In today’s Give and Go, Matt Haughton and Noah Levick dissect which newcomer to the team will have the biggest impact.

Haughton
Everything in me says this will easily be Wilson Chandler. He’s been in the league for a decade and has been a proven contributor at every stop throughout his career.

However, the enormous opportunity awaiting Mike Muscala could set him up to be the most important new face on the Sixers’ roster.

Ersan Ilyasova was a key piece of the team last season once he came aboard following a buyout, but the veteran and his 24.1 minutes per night bolted back to Milwaukee at the start of free agency. Also, while the traded Richaun Holmes was used sparingly, he still managed to see action in 48 games with an average of 15.5 minutes in those contests.

That leaves a boatload of playing time on the table for Muscala behind Joel Embiid and Dario Saric in the Sixers’ frontcourt. His only competition is 31-year-old Amir Johnson, who saw 15.8 minutes per game a season ago, and rookie Jonah Bolden.

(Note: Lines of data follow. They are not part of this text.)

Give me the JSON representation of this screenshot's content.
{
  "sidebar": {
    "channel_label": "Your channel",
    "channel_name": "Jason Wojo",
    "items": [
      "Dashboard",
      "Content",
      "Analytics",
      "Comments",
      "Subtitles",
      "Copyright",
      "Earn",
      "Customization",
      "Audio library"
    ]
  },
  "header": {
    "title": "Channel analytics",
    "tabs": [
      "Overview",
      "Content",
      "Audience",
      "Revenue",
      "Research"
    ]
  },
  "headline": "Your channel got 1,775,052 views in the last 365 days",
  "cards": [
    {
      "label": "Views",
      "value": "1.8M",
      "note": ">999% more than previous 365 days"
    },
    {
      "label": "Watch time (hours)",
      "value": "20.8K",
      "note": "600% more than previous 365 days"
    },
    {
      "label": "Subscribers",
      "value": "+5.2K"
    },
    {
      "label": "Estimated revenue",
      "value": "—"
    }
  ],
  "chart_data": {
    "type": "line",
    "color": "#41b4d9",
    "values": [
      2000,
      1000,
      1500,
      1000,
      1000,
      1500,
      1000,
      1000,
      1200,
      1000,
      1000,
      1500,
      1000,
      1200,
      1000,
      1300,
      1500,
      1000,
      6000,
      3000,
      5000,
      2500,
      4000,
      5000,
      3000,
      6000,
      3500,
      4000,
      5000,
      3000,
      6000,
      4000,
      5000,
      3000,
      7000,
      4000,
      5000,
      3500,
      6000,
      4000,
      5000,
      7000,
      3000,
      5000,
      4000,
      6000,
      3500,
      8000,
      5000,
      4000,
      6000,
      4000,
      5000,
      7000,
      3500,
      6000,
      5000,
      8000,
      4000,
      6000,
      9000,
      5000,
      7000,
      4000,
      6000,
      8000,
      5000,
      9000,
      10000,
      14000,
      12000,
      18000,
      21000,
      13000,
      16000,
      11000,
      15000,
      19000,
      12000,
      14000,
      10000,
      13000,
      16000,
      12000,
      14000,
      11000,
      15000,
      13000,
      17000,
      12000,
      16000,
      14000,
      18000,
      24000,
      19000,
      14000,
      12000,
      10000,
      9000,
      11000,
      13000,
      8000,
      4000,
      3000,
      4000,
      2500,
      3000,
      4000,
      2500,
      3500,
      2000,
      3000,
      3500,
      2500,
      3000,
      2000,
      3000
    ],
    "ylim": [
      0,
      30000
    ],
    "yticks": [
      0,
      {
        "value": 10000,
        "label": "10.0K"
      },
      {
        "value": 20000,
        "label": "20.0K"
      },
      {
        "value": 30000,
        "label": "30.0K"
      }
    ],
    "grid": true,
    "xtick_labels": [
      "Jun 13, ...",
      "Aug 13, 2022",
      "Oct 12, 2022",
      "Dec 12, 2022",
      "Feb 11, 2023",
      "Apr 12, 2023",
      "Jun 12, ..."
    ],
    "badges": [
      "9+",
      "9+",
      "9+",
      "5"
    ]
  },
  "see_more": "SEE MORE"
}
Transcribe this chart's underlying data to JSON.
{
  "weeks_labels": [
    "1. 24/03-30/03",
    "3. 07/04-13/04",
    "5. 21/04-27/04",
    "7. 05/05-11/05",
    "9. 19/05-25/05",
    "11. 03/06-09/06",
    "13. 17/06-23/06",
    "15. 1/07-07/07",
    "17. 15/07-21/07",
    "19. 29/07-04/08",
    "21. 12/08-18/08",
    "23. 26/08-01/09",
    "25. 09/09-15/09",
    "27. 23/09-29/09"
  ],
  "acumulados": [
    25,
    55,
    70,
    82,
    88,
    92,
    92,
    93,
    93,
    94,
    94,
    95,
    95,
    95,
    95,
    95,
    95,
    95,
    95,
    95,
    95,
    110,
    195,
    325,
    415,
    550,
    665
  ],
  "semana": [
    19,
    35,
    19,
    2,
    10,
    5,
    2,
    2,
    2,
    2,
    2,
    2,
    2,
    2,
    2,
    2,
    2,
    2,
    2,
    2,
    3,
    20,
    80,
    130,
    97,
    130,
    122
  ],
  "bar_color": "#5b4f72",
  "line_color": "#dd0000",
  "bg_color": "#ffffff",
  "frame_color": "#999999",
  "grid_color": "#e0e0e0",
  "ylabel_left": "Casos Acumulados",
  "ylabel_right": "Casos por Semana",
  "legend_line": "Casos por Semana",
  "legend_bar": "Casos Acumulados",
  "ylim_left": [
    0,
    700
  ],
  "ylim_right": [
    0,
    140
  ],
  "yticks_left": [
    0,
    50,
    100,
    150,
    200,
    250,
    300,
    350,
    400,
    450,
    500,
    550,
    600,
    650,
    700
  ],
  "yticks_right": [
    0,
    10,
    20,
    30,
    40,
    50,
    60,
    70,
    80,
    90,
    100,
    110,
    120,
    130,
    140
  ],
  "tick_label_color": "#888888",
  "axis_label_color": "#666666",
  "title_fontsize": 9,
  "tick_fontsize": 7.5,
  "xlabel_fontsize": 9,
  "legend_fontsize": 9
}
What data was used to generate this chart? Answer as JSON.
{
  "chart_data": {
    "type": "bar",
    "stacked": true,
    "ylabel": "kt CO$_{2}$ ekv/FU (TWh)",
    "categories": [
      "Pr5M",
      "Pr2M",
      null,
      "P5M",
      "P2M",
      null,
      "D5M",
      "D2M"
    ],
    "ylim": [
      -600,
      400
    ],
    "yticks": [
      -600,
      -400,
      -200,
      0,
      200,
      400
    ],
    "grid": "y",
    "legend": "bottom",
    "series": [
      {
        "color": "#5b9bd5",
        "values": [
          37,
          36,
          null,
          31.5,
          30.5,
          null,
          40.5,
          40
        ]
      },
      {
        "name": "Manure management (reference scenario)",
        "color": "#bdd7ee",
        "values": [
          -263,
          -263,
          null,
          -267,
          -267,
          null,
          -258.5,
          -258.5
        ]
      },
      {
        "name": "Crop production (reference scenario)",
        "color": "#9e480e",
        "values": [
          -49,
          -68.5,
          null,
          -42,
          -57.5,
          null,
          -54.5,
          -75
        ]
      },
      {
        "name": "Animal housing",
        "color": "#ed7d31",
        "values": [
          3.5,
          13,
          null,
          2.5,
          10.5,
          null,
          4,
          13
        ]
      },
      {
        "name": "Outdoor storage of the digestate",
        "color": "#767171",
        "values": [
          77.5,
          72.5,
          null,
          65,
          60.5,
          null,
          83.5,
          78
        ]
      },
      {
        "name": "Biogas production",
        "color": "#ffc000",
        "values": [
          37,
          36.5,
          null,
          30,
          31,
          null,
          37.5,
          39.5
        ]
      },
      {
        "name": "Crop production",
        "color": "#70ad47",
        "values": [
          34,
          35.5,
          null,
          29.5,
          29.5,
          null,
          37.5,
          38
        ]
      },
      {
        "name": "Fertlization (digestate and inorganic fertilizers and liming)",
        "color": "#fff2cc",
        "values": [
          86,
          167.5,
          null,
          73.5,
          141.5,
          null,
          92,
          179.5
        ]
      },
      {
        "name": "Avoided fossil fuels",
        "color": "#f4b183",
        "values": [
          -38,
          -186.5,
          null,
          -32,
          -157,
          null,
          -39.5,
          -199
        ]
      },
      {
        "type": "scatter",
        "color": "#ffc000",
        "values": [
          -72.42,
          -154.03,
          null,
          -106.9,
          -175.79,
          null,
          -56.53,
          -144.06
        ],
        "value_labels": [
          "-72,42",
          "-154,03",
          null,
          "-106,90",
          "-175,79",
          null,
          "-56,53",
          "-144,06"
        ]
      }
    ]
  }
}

Muscala’s ability to bang in the paint and still stretch the floor (his career 37.8 three-point percentage is actually slightly higher than Ilyasova’s 36.6) should make him a favorite off the bench for Brett Brown.

Levick
Unless Brown makes a bold, surprising shakeup and decides to insert a transformed Markelle Fultz into the starting lineup, the Sixers’ starters should be the same as last season. That means the newcomers will need to make their impact off the bench.

 

Chandler should have the most important role to play of the new additions. Yes, Muscala’s floor-stretching abilities should help the Sixers replace the perimeter shooting they lost in Ilyasova and Marco Belinelli. And yes, Zhaire Smith, Landry Shamet and Bolden could all contribute at some stage. But I expect Chandler to have more responsibility than any of those players.

Chandler, who hasn’t played fewer than 25.1 minutes per game since his rookie year, will probably begin the season as the sixth or seventh man. Expect Brown to use him both as a traditional three and as a power forward in smaller lineups. While he doesn’t have any standout skill, Chandler should be a solid all-around anchor for the second unit. And though his defensive numbers aren’t the best (111 career defensive rating), his defense on the wing should be an upgrade over Belinelli’s.

There are a few signs that suggest Chandler will be a decent fit in Philadelphia, one being how well he played alongside a skilled, playmaking big man last season in Denver. Fifty-eight of his 281 field goals were assisted by Nikola Jokic, and the two had a 3.4 net rating when they shared the floor. Those numbers hint at Chandler and Joel Embiid possibly being an effective pairing.